If you're familiar with
What's the Matter With Kansas? (an amazing book -- I'm reading it now), you know about the paradox of working- and middle-class people voting for "values" but getting an economic system that shafts them.
The Republicans have managed to get people so fired up about gay marriage, abortion, gun rights, and the like that they will vote for a party which lowers their wages, reduces their health benefits, destroys their environment, and outsources their jobs. It's clearly a very powerful dynamic. I know people who are taken in by the "culture war" arguments -- including family members in Ohio and Florida. How do we fight back?
It seems to me that the answer is this: Our tent must become bigger than the Republicans'. To broaden the Democratic base enough to gain electoral majorities, we need to focus on economic issues, and take cultural wedge issues off the table.
The Democratic Party needs to return to its economic-populist roots. This doesn't necessarily mean full-blown protectionism, but it means a focus on jobs, labor rights, well-regulated markets, and constructive government programs. With roots like these, the party can grow strong in all regions of the country.
This means less of a focus on abortion rights, gay rights, and gun control. I respect the fact that many progressives are deeply committed to those issues. But the simple fact is, we can't win national majorities by advocating positions that the majority of voters are against.
Some will say that this means making ourselves "Republican Lite." I strongly disagree. First of all, I am not advocating a continuation of the DLC's kowtowing to corporate interests -- if anything, I think we need to move further to the left on economic issues, and reduce our party's dependence on corporate money. Many conservative voters not only feel culturally alienated by the Democrats, but can justifiably say that they are getting no real economic help from us either. NAFTA, the WTO, and outsourcing are as much products of the Clinton era as of the Bush era. We need more aggressively pro-worker economic policies.

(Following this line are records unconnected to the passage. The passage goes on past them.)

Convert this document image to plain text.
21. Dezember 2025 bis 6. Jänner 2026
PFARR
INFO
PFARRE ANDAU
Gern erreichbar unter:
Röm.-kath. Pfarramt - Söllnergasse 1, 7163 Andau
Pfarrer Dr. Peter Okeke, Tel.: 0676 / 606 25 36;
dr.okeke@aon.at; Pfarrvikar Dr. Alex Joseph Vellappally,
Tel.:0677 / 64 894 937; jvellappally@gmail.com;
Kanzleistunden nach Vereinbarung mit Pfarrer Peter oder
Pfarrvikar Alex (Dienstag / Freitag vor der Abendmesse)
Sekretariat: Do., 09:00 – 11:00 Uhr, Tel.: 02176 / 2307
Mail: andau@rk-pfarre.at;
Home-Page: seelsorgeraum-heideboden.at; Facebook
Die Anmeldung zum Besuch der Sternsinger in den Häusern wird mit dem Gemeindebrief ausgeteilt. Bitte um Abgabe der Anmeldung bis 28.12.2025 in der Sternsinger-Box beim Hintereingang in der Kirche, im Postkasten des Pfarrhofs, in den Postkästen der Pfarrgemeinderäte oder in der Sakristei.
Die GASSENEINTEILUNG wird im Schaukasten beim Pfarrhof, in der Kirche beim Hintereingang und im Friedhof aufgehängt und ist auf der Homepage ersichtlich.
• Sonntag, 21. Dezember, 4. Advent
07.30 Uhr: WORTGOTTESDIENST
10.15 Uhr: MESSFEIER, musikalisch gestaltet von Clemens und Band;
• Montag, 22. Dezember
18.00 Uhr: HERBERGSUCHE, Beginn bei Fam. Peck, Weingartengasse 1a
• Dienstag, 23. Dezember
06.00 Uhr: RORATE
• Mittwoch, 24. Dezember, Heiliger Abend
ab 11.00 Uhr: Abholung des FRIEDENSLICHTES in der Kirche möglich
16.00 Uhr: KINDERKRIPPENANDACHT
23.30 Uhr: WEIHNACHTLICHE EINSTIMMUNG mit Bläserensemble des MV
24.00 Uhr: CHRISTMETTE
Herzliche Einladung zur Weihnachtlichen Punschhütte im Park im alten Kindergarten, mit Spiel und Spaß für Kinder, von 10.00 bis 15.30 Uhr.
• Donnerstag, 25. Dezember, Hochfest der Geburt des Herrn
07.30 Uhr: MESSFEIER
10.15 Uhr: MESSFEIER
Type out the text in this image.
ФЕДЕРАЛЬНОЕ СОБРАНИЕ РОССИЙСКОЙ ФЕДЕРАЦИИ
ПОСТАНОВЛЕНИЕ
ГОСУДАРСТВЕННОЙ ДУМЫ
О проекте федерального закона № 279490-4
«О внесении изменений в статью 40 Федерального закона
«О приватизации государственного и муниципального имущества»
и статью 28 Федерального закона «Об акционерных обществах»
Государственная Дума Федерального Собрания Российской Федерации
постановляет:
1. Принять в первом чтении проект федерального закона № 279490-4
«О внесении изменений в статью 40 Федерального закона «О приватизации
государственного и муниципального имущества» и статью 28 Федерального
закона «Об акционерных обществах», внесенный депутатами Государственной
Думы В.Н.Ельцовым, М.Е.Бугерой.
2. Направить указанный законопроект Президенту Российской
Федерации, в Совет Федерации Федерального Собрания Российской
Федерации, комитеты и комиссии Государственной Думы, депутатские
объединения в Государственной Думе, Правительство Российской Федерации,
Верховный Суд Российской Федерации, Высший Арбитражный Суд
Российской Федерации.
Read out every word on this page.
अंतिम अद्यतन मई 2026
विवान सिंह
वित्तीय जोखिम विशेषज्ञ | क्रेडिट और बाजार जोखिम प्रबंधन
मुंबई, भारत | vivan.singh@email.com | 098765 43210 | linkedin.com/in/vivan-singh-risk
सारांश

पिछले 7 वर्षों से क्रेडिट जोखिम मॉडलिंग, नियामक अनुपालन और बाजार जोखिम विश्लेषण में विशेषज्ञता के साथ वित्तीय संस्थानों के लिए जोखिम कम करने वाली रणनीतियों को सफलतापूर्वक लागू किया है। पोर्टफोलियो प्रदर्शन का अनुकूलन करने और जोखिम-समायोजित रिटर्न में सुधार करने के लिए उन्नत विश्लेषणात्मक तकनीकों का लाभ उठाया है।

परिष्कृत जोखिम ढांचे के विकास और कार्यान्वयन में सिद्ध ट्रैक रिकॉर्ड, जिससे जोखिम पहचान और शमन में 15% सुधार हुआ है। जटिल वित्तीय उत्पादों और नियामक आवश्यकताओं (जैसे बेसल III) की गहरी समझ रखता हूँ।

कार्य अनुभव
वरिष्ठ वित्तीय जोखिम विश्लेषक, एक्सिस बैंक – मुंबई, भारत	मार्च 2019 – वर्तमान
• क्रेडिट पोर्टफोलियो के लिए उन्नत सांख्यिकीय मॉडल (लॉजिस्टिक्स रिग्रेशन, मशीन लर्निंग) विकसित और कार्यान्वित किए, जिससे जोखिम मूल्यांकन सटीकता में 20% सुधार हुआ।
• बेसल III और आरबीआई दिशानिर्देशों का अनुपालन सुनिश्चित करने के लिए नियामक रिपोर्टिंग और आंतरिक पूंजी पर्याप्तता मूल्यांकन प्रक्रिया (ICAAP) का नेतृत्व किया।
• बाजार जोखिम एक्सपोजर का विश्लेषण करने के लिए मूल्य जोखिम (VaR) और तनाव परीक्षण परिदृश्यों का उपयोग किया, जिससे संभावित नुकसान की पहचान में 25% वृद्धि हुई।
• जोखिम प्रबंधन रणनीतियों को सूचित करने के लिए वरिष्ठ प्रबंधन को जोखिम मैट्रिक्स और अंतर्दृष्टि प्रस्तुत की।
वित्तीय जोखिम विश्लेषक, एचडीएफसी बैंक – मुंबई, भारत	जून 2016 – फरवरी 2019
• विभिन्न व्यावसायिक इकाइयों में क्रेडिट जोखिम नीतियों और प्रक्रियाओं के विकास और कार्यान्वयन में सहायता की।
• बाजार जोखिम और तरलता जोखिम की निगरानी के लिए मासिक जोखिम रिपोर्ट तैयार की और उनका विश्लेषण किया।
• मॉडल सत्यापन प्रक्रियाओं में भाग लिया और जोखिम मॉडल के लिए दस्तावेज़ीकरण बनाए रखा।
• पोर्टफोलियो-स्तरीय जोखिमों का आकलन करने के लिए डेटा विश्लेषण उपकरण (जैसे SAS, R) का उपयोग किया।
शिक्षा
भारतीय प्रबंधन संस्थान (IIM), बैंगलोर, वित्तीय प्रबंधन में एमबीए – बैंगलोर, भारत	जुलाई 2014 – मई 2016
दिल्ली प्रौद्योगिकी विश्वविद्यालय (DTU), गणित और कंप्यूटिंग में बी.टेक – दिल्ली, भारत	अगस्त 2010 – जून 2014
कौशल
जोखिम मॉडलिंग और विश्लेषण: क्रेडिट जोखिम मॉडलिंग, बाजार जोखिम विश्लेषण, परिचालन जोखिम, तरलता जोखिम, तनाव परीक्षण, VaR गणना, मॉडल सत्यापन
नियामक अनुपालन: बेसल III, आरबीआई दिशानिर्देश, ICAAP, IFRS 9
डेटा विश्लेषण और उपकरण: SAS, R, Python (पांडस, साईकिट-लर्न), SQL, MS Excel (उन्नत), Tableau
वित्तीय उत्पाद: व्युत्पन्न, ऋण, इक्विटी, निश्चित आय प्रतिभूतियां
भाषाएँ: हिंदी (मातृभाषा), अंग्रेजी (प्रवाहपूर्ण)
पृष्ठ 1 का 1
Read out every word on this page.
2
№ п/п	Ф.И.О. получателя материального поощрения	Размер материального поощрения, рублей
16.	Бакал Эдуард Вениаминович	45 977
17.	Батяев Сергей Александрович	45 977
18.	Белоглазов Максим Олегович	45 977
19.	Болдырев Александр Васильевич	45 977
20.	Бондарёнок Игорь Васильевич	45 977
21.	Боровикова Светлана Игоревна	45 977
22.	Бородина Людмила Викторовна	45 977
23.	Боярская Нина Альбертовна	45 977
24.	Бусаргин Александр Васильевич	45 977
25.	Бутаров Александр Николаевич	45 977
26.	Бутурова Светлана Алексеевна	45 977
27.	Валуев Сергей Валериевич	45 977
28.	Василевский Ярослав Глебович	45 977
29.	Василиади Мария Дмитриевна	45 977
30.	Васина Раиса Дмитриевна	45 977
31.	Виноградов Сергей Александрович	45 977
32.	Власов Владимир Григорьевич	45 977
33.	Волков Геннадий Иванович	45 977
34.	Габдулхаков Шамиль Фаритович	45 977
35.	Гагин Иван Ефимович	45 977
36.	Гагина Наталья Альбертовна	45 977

Secondly, I am not suggesting that all Dems must run against abortion, gay rights, etc. I am simply saying that we can no longer maintain the leftist positions on these issues as fundamental planks of the national Democratic Party platform. Nor can they be litmus tests for major Democratic candidates. Red State Democrats must be able to be free of baggage on cultural issues. Some are already finding success by running as social conservatives (e.g. Stephanie Herseth). Meanwhile, Blue State Dems can push for a more liberal social agenda to their hearts' content.
But it's clear that our party cannot root itself in abortion rights, gay rights, and gun control at a national level. Cultural leftism may be viable on the coasts, but it is not viable nationally. Economic leftism is. We turned away from economic leftism and toward cultural leftism starting in the 1960s, and it has led to the waning of the Democratic Party as a national force. Our roots must be replanted in economic populism, because those roots can grow in red and blue states alike.
Liberal social positions should not be viewed as the roots of our party, but rather as growing from its branches. Let's focus on broadening and securing the base of the Democratic tree. Some branches of this tree -- in the safely blue states -- are able to bear the fruits of social liberalism; others branches -- in the red states -- are exposed to a harsher social climate, and can't be expected to bear the same fruit, at least not in the current political season.
Of course, advocates of socially liberal ideas should continue to be welcomed within the party. I'm not talking about "moving the party to the center" -- I'm talking about broadening it, to include centrists (and even social conservatives) as well as liberals. But if the national party continues to prioritize abortion rights, gay rights, and gun control, we'll keep losing national elections. Dems in blue states can run on those issues if they want to. Otherwise, those fights can be fought by independent groups like NARAL, HRC, Handgun Control, and others.
A final thought: People are more open to social progress when they are making economic progress. It's worth noting that the Republicans have brought many former Democrats over to a total right-wing worldview by starting with cultural issues, then gradually feeding them the free-market economic ideology.
We can do the same in reverse. Rather than fighting unwinnable cultural wars across the country, let's get people focused on pocketbook issues. As they start to see how the Republican Party is cheating them economically, they will slowly shift their partisan allegiances. In time, many will be open to more progressive social ideas as well.